Bella, sfrontata, ambigua, cinica, arrivista, disposta a tutto per raggiungere le sue mire smodate, Macalda di Scaletta è stata una cortigiana sui generis dallo straordinario carattere, protagonista della storia della Sicilia nel periodo della transizione dal dominio angioino a quello aragonese e della rivolta dei Vespri.

Malgrado la prorompente personalità e il fascino della sua figura, oggi pochissimi –e tra i pochissimi solo gli storici delle vicende della nostra isola – la conoscono.

Dora Marchese, studiosa catanese di letteratura, storia, costumi siciliani e autrice di diverse accattivanti monografie, riconsegna alla nostra memoria la ‹‹Giovanna d’Arco siciliana›› (come venne definita la più singolare tra le dame del 14° secolo) con l’interessantissimo saggio L’epica della passione-La Sicilia di Macalda di Scaletta, Lisa Puccini e Gammazita edito da Carthago.

La Marchese ricostruisce la figura e la vita, assai avventurosa, di Macalda di Scaletta attraverso una documentata ricerca che attinge a varie fonti e ne mette in risalto lo spirito anticonformista e trasgressivo.

Nel suo saggio, Dora Marchese ci offre il ritratto di una donna abile nell’uso delle armi ( una vera e propria guerriera ), spregiudicata nei costumi, anche sessuali, amante dei trasformismi (indossava armature e abiti maschili), fiera del suo fascino androgino, ambiziosa sino agli eccessi.

E ci racconta la sua vita, che conobbe diverse tappe: due matrimoni dettati da calcolo, la partecipazione ai moti dei Vespri, la presenza nella corte aragonese di re Pietro e la rivalità con la regina, l’internamento nel carcere messinese di Matagrifone dove rivela il suo talento di giocatrice di scacchi.
Il libro riporta i giudizi che su di lei furono espressi dai cronisti dell’epoca e dagli storici che vissero nei secoli a venire; giudizi non sempre concordanti: alcuni pongono l’accento sul suo cinismo e sui suoi comportamenti sordi alle convenzioni e alla morale imperante, altri (minoritari) le riconoscono un’anima passionale non priva di sincerità.

Soprattutto nell’Ottocento, Macalda di Scaletta gode di notorietà e ispira opere letterarie e melodrammi.
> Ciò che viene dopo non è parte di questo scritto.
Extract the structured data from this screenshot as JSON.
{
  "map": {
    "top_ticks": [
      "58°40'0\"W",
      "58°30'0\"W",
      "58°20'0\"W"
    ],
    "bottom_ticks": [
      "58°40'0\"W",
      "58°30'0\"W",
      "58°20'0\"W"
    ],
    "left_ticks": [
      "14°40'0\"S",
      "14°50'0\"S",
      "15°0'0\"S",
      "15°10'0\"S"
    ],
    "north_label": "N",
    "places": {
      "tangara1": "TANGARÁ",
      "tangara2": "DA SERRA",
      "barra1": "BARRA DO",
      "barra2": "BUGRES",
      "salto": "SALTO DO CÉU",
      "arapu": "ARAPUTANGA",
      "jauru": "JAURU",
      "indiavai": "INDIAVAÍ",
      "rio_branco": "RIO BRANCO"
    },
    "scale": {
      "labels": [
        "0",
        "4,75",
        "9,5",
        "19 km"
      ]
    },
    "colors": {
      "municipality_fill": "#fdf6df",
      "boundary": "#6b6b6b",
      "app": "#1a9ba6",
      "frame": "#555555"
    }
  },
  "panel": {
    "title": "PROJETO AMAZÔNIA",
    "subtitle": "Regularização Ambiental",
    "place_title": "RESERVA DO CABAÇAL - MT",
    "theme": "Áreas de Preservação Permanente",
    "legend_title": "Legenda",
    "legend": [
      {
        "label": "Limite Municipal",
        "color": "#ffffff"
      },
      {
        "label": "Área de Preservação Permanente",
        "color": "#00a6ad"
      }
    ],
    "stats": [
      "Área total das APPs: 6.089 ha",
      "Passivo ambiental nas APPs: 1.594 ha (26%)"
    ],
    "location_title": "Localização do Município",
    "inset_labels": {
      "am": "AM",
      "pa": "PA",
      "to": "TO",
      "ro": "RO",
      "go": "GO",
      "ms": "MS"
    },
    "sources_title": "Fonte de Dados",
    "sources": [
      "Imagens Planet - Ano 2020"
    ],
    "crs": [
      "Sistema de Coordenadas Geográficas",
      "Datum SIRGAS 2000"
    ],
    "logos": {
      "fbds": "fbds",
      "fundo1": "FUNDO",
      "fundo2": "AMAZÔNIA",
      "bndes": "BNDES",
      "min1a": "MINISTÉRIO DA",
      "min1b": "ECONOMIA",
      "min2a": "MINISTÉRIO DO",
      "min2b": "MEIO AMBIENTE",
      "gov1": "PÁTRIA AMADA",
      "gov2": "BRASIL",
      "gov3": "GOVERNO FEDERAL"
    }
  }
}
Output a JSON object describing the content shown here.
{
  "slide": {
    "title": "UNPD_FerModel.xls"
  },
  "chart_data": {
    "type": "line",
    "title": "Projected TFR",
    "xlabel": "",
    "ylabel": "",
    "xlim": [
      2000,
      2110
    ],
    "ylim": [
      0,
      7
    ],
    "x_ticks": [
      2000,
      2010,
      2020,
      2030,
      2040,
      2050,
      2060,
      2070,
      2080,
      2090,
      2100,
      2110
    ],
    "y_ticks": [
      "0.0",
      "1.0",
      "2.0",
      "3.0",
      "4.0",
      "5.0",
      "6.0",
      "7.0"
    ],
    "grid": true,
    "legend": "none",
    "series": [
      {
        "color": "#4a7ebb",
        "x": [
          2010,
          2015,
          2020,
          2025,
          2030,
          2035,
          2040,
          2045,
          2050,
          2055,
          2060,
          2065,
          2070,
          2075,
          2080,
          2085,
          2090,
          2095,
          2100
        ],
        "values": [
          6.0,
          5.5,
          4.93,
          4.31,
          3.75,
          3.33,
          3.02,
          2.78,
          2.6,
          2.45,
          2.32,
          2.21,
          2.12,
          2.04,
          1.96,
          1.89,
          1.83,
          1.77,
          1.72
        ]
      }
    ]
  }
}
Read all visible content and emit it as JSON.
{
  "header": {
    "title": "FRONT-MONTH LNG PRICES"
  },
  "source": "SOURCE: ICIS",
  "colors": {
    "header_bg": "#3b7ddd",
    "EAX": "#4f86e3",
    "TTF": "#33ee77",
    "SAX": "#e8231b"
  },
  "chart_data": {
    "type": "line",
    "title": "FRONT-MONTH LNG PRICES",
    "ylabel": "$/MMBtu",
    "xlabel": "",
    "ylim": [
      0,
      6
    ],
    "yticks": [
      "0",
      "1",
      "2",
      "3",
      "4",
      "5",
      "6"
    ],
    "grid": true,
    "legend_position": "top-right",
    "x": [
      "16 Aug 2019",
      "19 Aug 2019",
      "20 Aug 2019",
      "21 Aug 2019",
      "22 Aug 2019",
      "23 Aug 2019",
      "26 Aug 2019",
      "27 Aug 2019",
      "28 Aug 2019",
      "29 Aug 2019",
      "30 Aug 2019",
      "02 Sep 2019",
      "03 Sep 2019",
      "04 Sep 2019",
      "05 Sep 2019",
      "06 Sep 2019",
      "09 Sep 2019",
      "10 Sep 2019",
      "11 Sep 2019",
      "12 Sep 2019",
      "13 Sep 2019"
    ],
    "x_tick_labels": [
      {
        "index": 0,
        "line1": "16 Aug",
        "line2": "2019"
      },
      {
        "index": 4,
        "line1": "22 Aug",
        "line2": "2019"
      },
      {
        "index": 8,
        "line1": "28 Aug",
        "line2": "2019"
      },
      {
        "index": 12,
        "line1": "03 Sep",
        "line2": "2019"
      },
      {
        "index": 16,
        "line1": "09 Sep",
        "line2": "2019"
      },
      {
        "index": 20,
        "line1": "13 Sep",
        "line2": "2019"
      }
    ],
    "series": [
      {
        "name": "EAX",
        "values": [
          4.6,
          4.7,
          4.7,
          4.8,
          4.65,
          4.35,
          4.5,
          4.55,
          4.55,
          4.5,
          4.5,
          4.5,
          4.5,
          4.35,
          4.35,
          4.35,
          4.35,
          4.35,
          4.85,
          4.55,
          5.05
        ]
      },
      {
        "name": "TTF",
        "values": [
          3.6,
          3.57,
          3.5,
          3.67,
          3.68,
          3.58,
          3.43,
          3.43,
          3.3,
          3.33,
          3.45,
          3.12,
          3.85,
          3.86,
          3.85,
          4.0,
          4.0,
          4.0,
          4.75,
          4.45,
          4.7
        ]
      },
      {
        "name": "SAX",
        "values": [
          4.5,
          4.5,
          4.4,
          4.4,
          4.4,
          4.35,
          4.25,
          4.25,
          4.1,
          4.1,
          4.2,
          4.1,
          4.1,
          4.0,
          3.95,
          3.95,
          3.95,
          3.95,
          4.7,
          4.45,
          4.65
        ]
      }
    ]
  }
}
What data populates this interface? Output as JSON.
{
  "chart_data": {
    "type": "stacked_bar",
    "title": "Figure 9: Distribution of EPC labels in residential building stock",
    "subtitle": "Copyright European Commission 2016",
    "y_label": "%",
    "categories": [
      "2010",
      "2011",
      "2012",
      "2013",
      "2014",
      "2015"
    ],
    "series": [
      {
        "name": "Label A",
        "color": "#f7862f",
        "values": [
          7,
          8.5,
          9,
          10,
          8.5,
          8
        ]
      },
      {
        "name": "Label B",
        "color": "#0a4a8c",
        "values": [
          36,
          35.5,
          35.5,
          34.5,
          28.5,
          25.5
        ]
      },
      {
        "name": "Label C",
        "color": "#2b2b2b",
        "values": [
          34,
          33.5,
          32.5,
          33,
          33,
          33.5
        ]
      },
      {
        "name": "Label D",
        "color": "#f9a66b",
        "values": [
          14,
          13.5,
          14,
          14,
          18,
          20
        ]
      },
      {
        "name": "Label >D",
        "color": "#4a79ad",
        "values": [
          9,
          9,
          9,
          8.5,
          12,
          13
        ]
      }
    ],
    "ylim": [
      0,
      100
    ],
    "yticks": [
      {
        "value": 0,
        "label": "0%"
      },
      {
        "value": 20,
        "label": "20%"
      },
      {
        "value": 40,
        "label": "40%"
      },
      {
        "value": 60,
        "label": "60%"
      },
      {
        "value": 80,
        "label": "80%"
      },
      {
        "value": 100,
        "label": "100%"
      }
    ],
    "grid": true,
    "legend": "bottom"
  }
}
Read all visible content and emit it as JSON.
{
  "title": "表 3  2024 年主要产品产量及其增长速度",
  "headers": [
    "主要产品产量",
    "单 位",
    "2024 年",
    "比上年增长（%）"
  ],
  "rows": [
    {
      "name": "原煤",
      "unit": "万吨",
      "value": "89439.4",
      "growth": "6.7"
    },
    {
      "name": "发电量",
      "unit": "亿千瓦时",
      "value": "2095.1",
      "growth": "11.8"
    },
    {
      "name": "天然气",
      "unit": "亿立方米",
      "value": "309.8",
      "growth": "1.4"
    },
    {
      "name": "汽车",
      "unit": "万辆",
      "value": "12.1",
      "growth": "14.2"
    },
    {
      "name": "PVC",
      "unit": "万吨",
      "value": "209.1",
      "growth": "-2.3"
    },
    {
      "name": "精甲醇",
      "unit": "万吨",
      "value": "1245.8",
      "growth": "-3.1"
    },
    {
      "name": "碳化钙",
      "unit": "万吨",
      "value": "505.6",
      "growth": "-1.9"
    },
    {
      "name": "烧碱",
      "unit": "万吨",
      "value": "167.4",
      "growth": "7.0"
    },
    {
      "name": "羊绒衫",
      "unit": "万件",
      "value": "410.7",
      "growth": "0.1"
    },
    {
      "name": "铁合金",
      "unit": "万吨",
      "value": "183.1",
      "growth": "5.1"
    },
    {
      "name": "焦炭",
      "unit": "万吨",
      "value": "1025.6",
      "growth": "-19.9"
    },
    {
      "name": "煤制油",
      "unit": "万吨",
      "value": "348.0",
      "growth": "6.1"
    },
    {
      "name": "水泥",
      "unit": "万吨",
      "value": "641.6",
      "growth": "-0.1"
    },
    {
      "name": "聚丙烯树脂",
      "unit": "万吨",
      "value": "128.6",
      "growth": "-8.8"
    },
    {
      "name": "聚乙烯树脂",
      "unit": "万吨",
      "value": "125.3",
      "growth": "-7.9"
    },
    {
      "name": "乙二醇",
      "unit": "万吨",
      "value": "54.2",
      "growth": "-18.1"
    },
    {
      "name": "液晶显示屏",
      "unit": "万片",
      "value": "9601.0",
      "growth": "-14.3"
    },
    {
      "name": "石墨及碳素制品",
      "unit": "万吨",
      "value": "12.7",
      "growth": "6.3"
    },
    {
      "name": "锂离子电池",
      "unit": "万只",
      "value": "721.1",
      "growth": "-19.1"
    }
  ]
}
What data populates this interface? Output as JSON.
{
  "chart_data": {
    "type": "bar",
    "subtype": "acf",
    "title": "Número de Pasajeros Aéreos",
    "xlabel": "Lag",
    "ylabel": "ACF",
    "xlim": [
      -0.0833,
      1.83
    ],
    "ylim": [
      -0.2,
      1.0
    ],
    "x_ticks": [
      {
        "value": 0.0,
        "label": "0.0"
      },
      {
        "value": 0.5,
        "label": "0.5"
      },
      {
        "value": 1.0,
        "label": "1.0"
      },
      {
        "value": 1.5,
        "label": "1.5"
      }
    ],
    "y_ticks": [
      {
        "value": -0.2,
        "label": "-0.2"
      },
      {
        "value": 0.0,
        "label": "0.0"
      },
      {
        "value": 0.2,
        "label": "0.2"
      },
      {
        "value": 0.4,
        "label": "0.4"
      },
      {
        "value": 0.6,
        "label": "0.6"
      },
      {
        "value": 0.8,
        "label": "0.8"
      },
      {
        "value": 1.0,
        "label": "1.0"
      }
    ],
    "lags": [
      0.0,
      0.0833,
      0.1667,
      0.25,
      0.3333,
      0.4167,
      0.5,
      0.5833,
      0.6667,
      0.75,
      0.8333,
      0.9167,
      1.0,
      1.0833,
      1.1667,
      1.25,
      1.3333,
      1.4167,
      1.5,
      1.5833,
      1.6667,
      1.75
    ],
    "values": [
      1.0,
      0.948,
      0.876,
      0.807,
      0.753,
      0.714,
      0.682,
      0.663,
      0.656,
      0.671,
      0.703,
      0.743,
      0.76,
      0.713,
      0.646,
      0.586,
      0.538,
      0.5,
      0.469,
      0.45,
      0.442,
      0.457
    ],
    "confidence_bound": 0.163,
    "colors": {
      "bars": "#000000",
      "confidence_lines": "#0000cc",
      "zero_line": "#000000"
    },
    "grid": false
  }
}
Nel Novecento, quando la sua notorietà, comincia a scemare, i movimenti femministi la eleggono a modello dell’emancipazione del gentil sesso.

Il pregio del saggio della Marchese, oltre che nel tentativo di rimuovere la damnatio memoriae che ha colpito Macalda di Scaletta, è nel considerarne la figura senza cedere a due opposte tentazioni: demonizzarla in quanto espressione della donna immorale antitesi dello stereotipo della donna retta custode del focolare domestico; esaltarla come prototipo di un femminismo ante litteram.

La Marchese, invece, nell’indagare sulla sua eccezionale personalità, tiene in debito conto il contesto storico-sociale in cui la donna visse, dando particolare rilievo alle origini umili che ne spiegano la grinta per imporsi nell’universo dei notabili e per conquistare i titoli nobiliari da ostentare.

Il saggio della Marchese fa poi un’incursione nelle pagine del Decamerone e in una leggenda popolare catanese legata alle origini dei Vespri siciliani. A Boccaccio, infatti, giunse l’eco della vita di Macalda di Scaletta attraverso la tradizione orale che ne tramandò le vicende in versioni edulcorate. Da uno di questi racconti, del tutto infedeli, nasce il personaggio di Lisa Puccini protagonista di una novella del Decamerone.

Allo stesso modo, la figura di Macalda di Scaletta viene trasposta nella leggenda, ancora popolare nel catanese, del pozzo di Gammazita.

Gammazita è una bellissima ragazza che, pur di mantenere la verginità dinanzi all’agguato di un soldato francese – in ciò sobillato dalla sua gelosissima amante Macalda di Scaletta – si getta nel pozzo, dove si stava recando per pulire i panni, rinunciando alla vita.

Per chi ama la storia della Sicilia e la vita dei suoi figli più eccentrici, L’epica della passione-La Sicilia di Macalda di Scaletta, Lisa Puccini e Gammazita è un libro da non lasciarsi sfuggire.